18 octobre 2010, 09:36   Re : La cruche malléable
Citation
jamais un bémol, par exemple, sur une Charlotte Gainsbourg, au un physique pourtant si ingrat et qui entre le début de l'adolescence et l'âge mûre a été une très mauvais actrice.

Oui chère Cassandre mais à mes yeux, l'idolatrie et la notoriété dont son père fut et est encore le bénéficiaire alors qu'il était un alcoolique invétéré, sont presque incompréhensibles. Avec Serge Gainsbourg on baigne dans la nostalgie soixante-huitarde.J'ai toujours eu le sentiment que l'affection du public pour Gainsbourg s'était reportée de manière indue sur sa fille et cela au-delà de toute logique. Bien sûr les médias jouent un rôle essentiel dans ce type de phénomène.
Effectivement, il y a des popularités factices entièrement dues au soutien des médias. En ce qui concerne le cinématographe, comme le désignait Robert Bresson pour se distinguer d'un cinéma de masse, l'acteur n'est là que pour son nom sur l'affiche, pour faire des entrées. Bresson, justement, préférait des non-acteurs afin de leur faire exprimer ce que lui voulait. C'était une épreuve pour les personnages qui se prêtaient à ce travail de mise en scène un peu particulier. Le résultat déroutait le grand public mais la vérité et la beauté de ses films touchait nombre de cinéphiles peut-être qualifiés de marginaux mais généralement constitué de professionnels du cinéma, ce qui n'est pas un paradoxe mais la preuve que le goût façonné du grand public ne pèse pas lourd dans la critique. Généralement, quand on produit un film, on pense en terme d'entrées, de plateau, de publicité; l'aspect artistique n'a que peu d'incidence.
Telerama, le Nouvel obs intellos? autrefois peut-etre, mais aujourd'hui ce sont des journaux people , des Voici branchés et de gauche
Florentin,


Le cinéma élitiste a lui aussi produit bon nombre de navets.

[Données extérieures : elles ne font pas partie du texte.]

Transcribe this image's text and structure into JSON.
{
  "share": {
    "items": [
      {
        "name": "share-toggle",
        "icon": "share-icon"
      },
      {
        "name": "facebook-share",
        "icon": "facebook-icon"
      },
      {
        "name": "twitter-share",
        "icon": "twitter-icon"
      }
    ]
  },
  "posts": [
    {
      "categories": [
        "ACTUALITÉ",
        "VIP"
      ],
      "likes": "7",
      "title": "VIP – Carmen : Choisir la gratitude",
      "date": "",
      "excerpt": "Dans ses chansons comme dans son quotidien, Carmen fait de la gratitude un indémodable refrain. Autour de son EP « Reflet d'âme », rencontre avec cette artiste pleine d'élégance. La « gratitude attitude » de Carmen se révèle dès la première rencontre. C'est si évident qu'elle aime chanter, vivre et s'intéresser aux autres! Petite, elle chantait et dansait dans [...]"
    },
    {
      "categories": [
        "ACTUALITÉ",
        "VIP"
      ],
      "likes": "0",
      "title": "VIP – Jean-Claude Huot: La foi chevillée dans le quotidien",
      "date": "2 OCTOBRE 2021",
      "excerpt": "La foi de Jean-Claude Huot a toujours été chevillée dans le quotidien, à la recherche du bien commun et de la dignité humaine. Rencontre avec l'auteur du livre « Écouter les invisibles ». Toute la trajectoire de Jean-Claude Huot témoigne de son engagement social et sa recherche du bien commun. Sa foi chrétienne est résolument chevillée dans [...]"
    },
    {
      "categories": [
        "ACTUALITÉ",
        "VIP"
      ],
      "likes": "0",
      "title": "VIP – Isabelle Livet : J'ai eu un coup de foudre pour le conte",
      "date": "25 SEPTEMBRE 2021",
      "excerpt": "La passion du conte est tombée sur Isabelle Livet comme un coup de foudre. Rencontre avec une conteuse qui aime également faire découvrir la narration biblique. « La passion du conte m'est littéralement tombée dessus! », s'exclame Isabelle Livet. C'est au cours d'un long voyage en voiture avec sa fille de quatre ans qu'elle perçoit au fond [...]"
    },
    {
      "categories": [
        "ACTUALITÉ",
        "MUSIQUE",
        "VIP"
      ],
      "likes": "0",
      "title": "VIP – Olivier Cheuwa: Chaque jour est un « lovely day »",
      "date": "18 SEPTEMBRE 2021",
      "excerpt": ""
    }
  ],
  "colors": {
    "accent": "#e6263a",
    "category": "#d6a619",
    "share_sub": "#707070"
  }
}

Dans le même temps, des films grand public furent très intéressants (je pense à la Grande Vadrouille). J'ai beaucoup fréquenté les cinémas pendant mes études, comme il était d'usage je pense. Force est de reconnaitre que, dans les années 70, on ressortait parfois de la salle avec ce que les catalans nomment un "mal de cap".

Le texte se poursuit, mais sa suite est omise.